On the south-west corner is the largest market gardening site which began here and has significantly expanded, was Jacob Nielsen. Today, with even greater expansion to fill the original field and into the former Ballito Sportsground, the business is now Glinwell Salads; it has Boggy Mead Spring/Smallford Brook flowing through it. The company has recently opened a farm shop, repeating an earlier enterprise where Nielson's had built a strong local visitor base in the 1960s.
North of Glinwell was the Wellfield Nurseries on an extensive acreage which, in the 1970s, was cleared to make space for playing fields used by Sandfield School and are now part of St Albans Rugby Club grounds. To the east of Oaklands Lane, until recently was Chester Nurseries which has now succumbed to the seemingly endless quest for new housing.
|The former Sear & Carter Nursery is now Notcutt's Garden Centre.|
The final business is the one all locals know as Notcutts Garden Centre. Previously it had been the nurseries of Sear & Carter from the 1930s. While the firm had its small nursery and shop in Fleetville next to St Paul's Church, it had rented nearby unused plots for growing on shrubs, and then opened a much larger nursery and trial ground at Smallford. You would have left the main road along a drive towards a bungalow at the heart of the operation. The same drive is used to enter the garden centre site today.

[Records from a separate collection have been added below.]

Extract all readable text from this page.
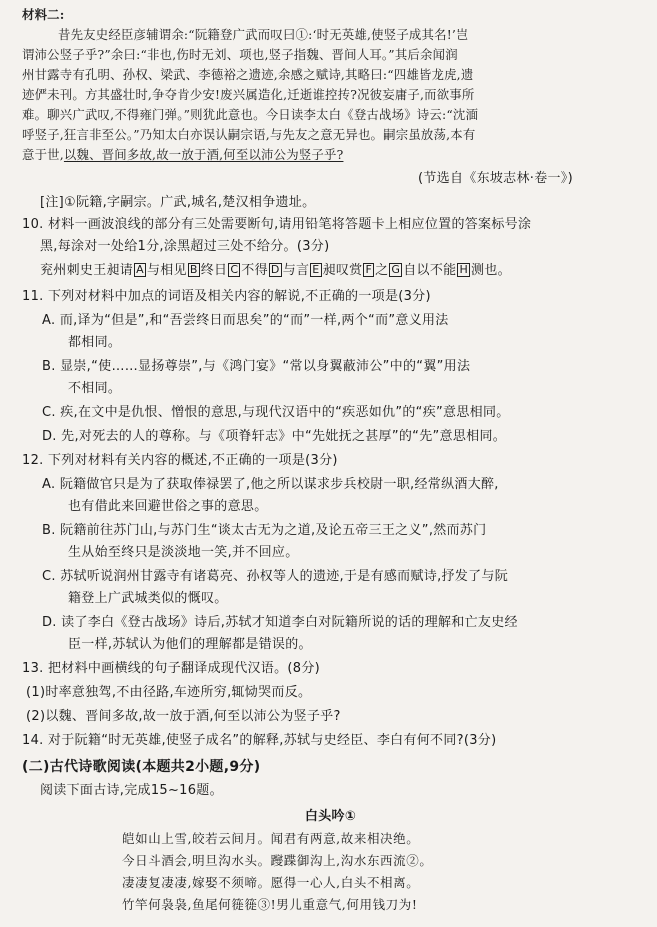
材料二:
昔先友史经臣彦辅谓余:“阮籍登广武而叹曰①:‘时无英雄,使竖子成其名!’岂
谓沛公竖子乎?”余曰:“非也,伤时无刘、项也,竖子指魏、晋间人耳。”其后余闻润
州甘露寺有孔明、孙权、梁武、李德裕之遗迹,余感之赋诗,其略曰:“四雄皆龙虎,遗
迹俨未刊。方其盛壮时,争夺肯少安!废兴属造化,迁逝谁控抟?况彼妄庸子,而欲事所
难。聊兴广武叹,不得雍门弹。”则犹此意也。今日读李太白《登古战场》诗云:“沈湎
呼竖子,狂言非至公。”乃知太白亦误认嗣宗语,与先友之意无异也。嗣宗虽放荡,本有
意于世,以魏、晋间多故,故一放于酒,何至以沛公为竖子乎?
(节选自《东坡志林·卷一》)
[注]①阮籍,字嗣宗。广武,城名,楚汉相争遗址。
10. 材料一画波浪线的部分有三处需要断句,请用铅笔将答题卡上相应位置的答案标号涂
黑,每涂对一处给1分,涂黑超过三处不给分。(3分)
兖州刺史王昶请 A 与相见 B 终日 C 不得 D 与言 E 昶叹赏 F 之 G 自以不能 H 测也。
11. 下列对材料中加点的词语及相关内容的解说,不正确的一项是(3分)
A. 而,译为“但是”,和“吾尝终日而思矣”的“而”一样,两个“而”意义用法
都相同。
B. 显崇,“使……显扬尊崇”,与《鸿门宴》“常以身翼蔽沛公”中的“翼”用法
不相同。
C. 疾,在文中是仇恨、憎恨的意思,与现代汉语中的“疾恶如仇”的“疾”意思相同。
D. 先,对死去的人的尊称。与《项脊轩志》中“先妣抚之甚厚”的“先”意思相同。
12. 下列对材料有关内容的概述,不正确的一项是(3分)
A. 阮籍做官只是为了获取俸禄罢了,他之所以谋求步兵校尉一职,经常纵酒大醉,
也有借此来回避世俗之事的意思。
B. 阮籍前往苏门山,与苏门生“谈太古无为之道,及论五帝三王之义”,然而苏门
生从始至终只是淡淡地一笑,并不回应。
C. 苏轼听说润州甘露寺有诸葛亮、孙权等人的遗迹,于是有感而赋诗,抒发了与阮
籍登上广武城类似的慨叹。
D. 读了李白《登古战场》诗后,苏轼才知道李白对阮籍所说的话的理解和亡友史经
臣一样,苏轼认为他们的理解都是错误的。
13. 把材料中画横线的句子翻译成现代汉语。(8分)
(1)时率意独驾,不由径路,车迹所穷,辄恸哭而反。
(2)以魏、晋间多故,故一放于酒,何至以沛公为竖子乎?
14. 对于阮籍“时无英雄,使竖子成名”的解释,苏轼与史经臣、李白有何不同?(3分)
(二)古代诗歌阅读(本题共2小题,9分)
阅读下面古诗,完成15~16题。
白头吟①
皑如山上雪,皎若云间月。闻君有两意,故来相决绝。
今日斗酒会,明旦沟水头。躞蹀御沟上,沟水东西流②。
凄凄复凄凄,嫁娶不须啼。愿得一心人,白头不相离。
竹竿何袅袅,鱼尾何簁簁③!男儿重意气,何用钱刀为!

Drive instead northwards along Oaklands Lane – which in 1946 was still called Sandpit Lane – was what the Highway Code might label a Z bend; sharp left and then sharp right. Since the county council had acquired the Wellfield Nursery land the opportunity was taken to remove the double bend. Today we know where it was because opposite East Drive (at the old East Lodge of Oaklands Institute) is an unnamed road which returns to Oaklands Lane further south at the bus stop. The section of Oaklands Lane between these two points is the straightened section of road cutting across a corner of the former Wellfield Nursery field (the little stub of the field remains in the loop).
Along this old loop are two recent access roads leading to new housing.. Pasture View leads to a small estate at the former field of the Radio Listening Station; the second an even more recent estate which replaces the above mentioned Chester Nurseries. There is another more established estate called Jove Gardens created from a further small smallholdings of glasshouses. Between here and the paddock behind the former Turnpike Toll house you can see a dark grey field on the aerial photo which was developed post-war with wide semi-detached homes accessed from a service road.
|The Radio Listening Station with its curved access drive. The family was probably out for a Sunday|
COURTESY ALISON MANN
The above mentioned Radio Listening Station was in the middle of a field to the north of the Radio Estate (Pasture View). Now demolished, the remaining concrete base can still be seen. The station was built in the late 1920s by the General Post Office (GPO) and was part of an extensive network of similar listening posts throughout the UK, particularly crucial before and during the Second World War.